I’m feeling lost. The ending is so close. I know what it is, but I cannot decide which path to take to get there. I know I need to just suck it up and write something, anything, so I can finish the first draft and then hammer out the details that either do or don’t work in the edits to follow, but I’m lost.

Part of the problem is my writing schedule does not coincide with my ideas schedule. Every morning I bike to work. I leave early enough that there’s no traffic or noise. It’s peaceful. And in this peace, I develop these wonderful ideas. I get to work and try so hard to keep them all in tact. By the time lunch rolls around and I go to pen them in, they’ve flown away.

The other part of the problem is the evolution of the story. It has been on-going for so long, there are plot elements that I want to hold on to despite the fact that they don’t really fit with the story anymore. But it’s more than that. I’ve had too much time to let the ideas simmer. Some simmering is good. Too much can become toxic. And now I cannot commit and I grow more and more lost as I try to work through the maze that has become my WIP.

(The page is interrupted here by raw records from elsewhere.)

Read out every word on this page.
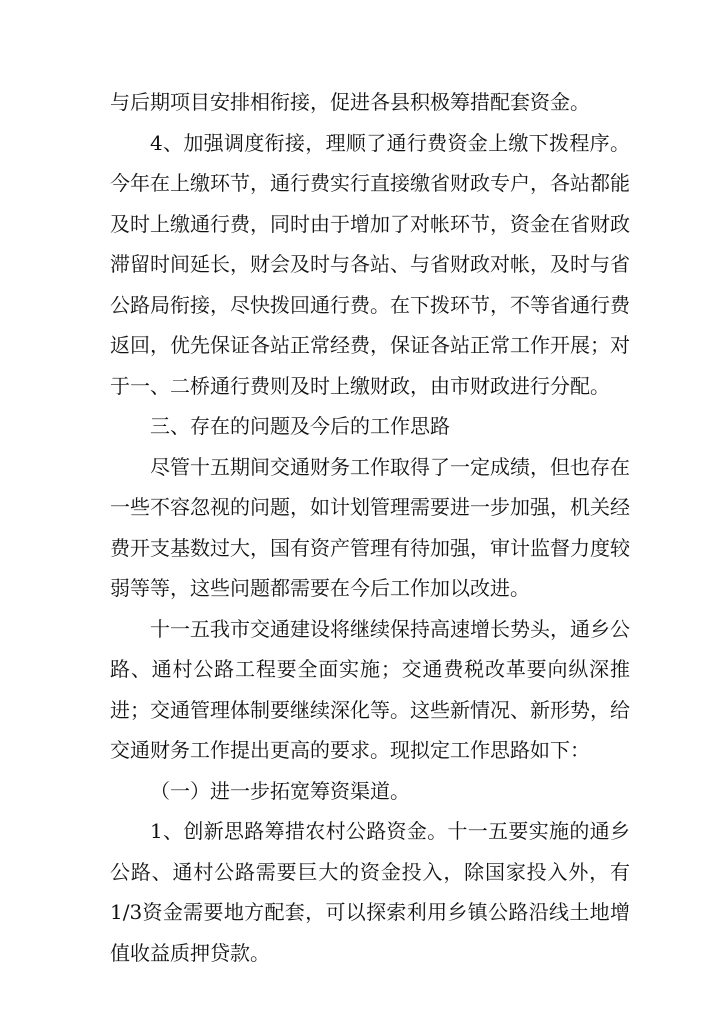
与后期项目安排相衔接，促进各县积极筹措配套资金。

4、加强调度衔接，理顺了通行费资金上缴下拨程序。今年在上缴环节，通行费实行直接缴省财政专户，各站都能及时上缴通行费，同时由于增加了对帐环节，资金在省财政滞留时间延长，财会及时与各站、与省财政对帐，及时与省公路局衔接，尽快拨回通行费。在下拨环节，不等省通行费返回，优先保证各站正常经费，保证各站正常工作开展；对于一、二桥通行费则及时上缴财政，由市财政进行分配。

三、存在的问题及今后的工作思路

尽管十五期间交通财务工作取得了一定成绩，但也存在一些不容忽视的问题，如计划管理需要进一步加强，机关经费开支基数过大，国有资产管理有待加强，审计监督力度较弱等等，这些问题都需要在今后工作加以改进。

十一五我市交通建设将继续保持高速增长势头，通乡公路、通村公路工程要全面实施；交通费税改革要向纵深推进；交通管理体制要继续深化等。这些新情况、新形势，给交通财务工作提出更高的要求。现拟定工作思路如下：

（一）进一步拓宽筹资渠道。

1、创新思路筹措农村公路资金。十一五要实施的通乡公路、通村公路需要巨大的资金投入，除国家投入外，有1/3资金需要地方配套，可以探索利用乡镇公路沿线土地增值收益质押贷款。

This morning I forced myself to get up early and write. I told myself I was not allowed to think about all the problems, about all the possible things that could happen leading up to the end. I just needed to sit and write whatever logically followed the sentence before it. And you know what? I’m still lost, but I at least feel like I recognize my surroundings, like I can find my way out. Taking the time to sit down and write left me feeling refreshed. Even when you feel lost, just write. You will feel so much better getting it all out of your head. I know I do.